At home you’ve got box springs, a mattress, a Tempur-Pedic pillow, and sheets. In the woods you’ve got a sleeping pad, a sleeping bag, an inflatable pillow, and sleeping bag liner. Will’s sleeping bag is a Nemo Nocturne 15 (the 15 means comfortable down to 15 degrees) goose down bag; his sleeping pad is a Thermarest NeoAir X Lite; and his sleeping bag liner is a Sea to Summit Thermolite (essential in cold weather because it adds warmth; also keeps the sleeping bag clean inside).

4. Navigation- because there’s no GPS in the wild.
That little green book in the top center of the photo is the A.T. Guide by AWOL. This book is popular among thru hikers because it lists all the shuttles, hostels, maps of towns, shelters, elevation, and mileages along the A.T. Will also has a Suunto compass, which is not absolutely necessary on the trail because the A.T. is so well-marked, but he likes using a compass and it also has a mirror that can also be used for hygiene (checking for ticks= very important).

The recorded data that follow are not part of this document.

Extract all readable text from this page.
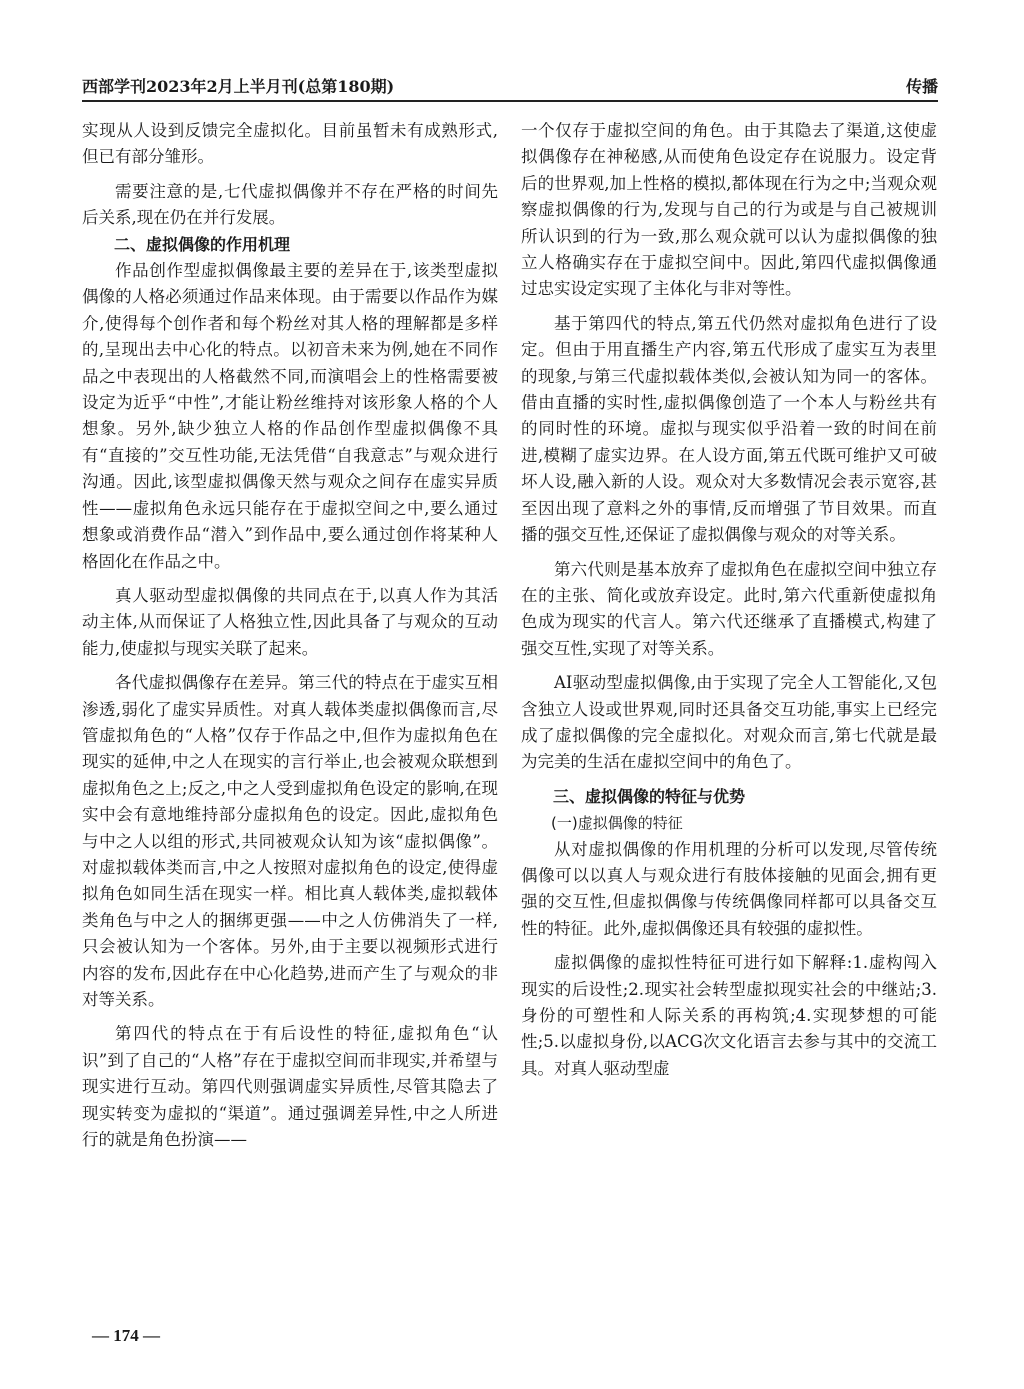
西部学刊2023年2月上半月刊(总第180期)	传播

实现从人设到反馈完全虚拟化。目前虽暂未有成熟形式,但已有部分雏形。

需要注意的是,七代虚拟偶像并不存在严格的时间先后关系,现在仍在并行发展。

二、虚拟偶像的作用机理

作品创作型虚拟偶像最主要的差异在于,该类型虚拟偶像的人格必须通过作品来体现。由于需要以作品作为媒介,使得每个创作者和每个粉丝对其人格的理解都是多样的,呈现出去中心化的特点。以初音未来为例,她在不同作品之中表现出的人格截然不同,而演唱会上的性格需要被设定为近乎“中性”,才能让粉丝维持对该形象人格的个人想象。另外,缺少独立人格的作品创作型虚拟偶像不具有“直接的”交互性功能,无法凭借“自我意志”与观众进行沟通。因此,该型虚拟偶像天然与观众之间存在虚实异质性——虚拟角色永远只能存在于虚拟空间之中,要么通过想象或消费作品“潜入”到作品中,要么通过创作将某种人格固化在作品之中。

真人驱动型虚拟偶像的共同点在于,以真人作为其活动主体,从而保证了人格独立性,因此具备了与观众的互动能力,使虚拟与现实关联了起来。

各代虚拟偶像存在差异。第三代的特点在于虚实互相渗透,弱化了虚实异质性。对真人载体类虚拟偶像而言,尽管虚拟角色的“人格”仅存于作品之中,但作为虚拟角色在现实的延伸,中之人在现实的言行举止,也会被观众联想到虚拟角色之上;反之,中之人受到虚拟角色设定的影响,在现实中会有意地维持部分虚拟角色的设定。因此,虚拟角色与中之人以组的形式,共同被观众认知为该“虚拟偶像”。对虚拟载体类而言,中之人按照对虚拟角色的设定,使得虚拟角色如同生活在现实一样。相比真人载体类,虚拟载体类角色与中之人的捆绑更强——中之人仿佛消失了一样,只会被认知为一个客体。另外,由于主要以视频形式进行内容的发布,因此存在中心化趋势,进而产生了与观众的非对等关系。

第四代的特点在于有后设性的特征,虚拟角色“认识”到了自己的“人格”存在于虚拟空间而非现实,并希望与现实进行互动。第四代则强调虚实异质性,尽管其隐去了现实转变为虚拟的“渠道”。通过强调差异性,中之人所进行的就是角色扮演——

一个仅存于虚拟空间的角色。由于其隐去了渠道,这使虚拟偶像存在神秘感,从而使角色设定存在说服力。设定背后的世界观,加上性格的模拟,都体现在行为之中;当观众观察虚拟偶像的行为,发现与自己的行为或是与自己被规训所认识到的行为一致,那么观众就可以认为虚拟偶像的独立人格确实存在于虚拟空间中。因此,第四代虚拟偶像通过忠实设定实现了主体化与非对等性。

基于第四代的特点,第五代仍然对虚拟角色进行了设定。但由于用直播生产内容,第五代形成了虚实互为表里的现象,与第三代虚拟载体类似,会被认知为同一的客体。借由直播的实时性,虚拟偶像创造了一个本人与粉丝共有的同时性的环境。虚拟与现实似乎沿着一致的时间在前进,模糊了虚实边界。在人设方面,第五代既可维护又可破坏人设,融入新的人设。观众对大多数情况会表示宽容,甚至因出现了意料之外的事情,反而增强了节目效果。而直播的强交互性,还保证了虚拟偶像与观众的对等关系。

第六代则是基本放弃了虚拟角色在虚拟空间中独立存在的主张、简化或放弃设定。此时,第六代重新使虚拟角色成为现实的代言人。第六代还继承了直播模式,构建了强交互性,实现了对等关系。

AI驱动型虚拟偶像,由于实现了完全人工智能化,又包含独立人设或世界观,同时还具备交互功能,事实上已经完成了虚拟偶像的完全虚拟化。对观众而言,第七代就是最为完美的生活在虚拟空间中的角色了。

三、虚拟偶像的特征与优势

(一)虚拟偶像的特征

从对虚拟偶像的作用机理的分析可以发现,尽管传统偶像可以以真人与观众进行有肢体接触的见面会,拥有更强的交互性,但虚拟偶像与传统偶像同样都可以具备交互性的特征。此外,虚拟偶像还具有较强的虚拟性。

虚拟偶像的虚拟性特征可进行如下解释:1.虚构闯入现实的后设性;2.现实社会转型虚拟现实社会的中继站;3.身份的可塑性和人际关系的再构筑;4.实现梦想的可能性;5.以虚拟身份,以ACG次文化语言去参与其中的交流工具。对真人驱动型虚

— 174 —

5. Nourishment- because your hunter/gatherer instincts are probably lacking.
Will’s backcountry kitchen will consist of a Jet Boil Mini Mo (you cook/eat/drink right out of the pot), a spoon, and toothbrush to wash out the pot. For water treatment, he is using Aquamira drops to treat water from streams. For now he is going to go with #nofilter, but if it becomes necessary he can pick one up along the way. He’ll bring 4 liters of water storage, but will not carry that much at once. He’ll also store his food in a  Zpacks cuben fiber food bag.

6. Electronicsbecause you’ve got to keep in touch with those of us in the 21st century.
Perfect for keeping in touch, taking photos, and staying sane while detached from civilization. Will is bringing his iPhone 6, an Anker battery-powered phone charger which can charge his phone up to 6 times, headphones and an iPod Nano to listen to music, and a StickPic for selfies with woodland creatures.

7. First Aid/toiletries- because you need to stay so fresh and so clean.
Will is bringing a toothbrush, toothpaste, bandaids, nail clippers, Neosporin, sports tape for blisters, Body Glide, homemade salve (really, he made it!), multivitamins, and ibuprofen for sore joints and muscles. He is NOT bringing deodorant. ::cringe:: (“Deal with it.” – Will)

8. Repair kit because everything that can go wrong, will.
When your only worldly possession is your gear, you’ve got to protect it. Will is bringing patches for his sleeping pad in case it gets a hole, cuben fiber tape to repair the tent, duct tape, a mini Bic lighter, small multi-tool, and spare batteries for his headlamp.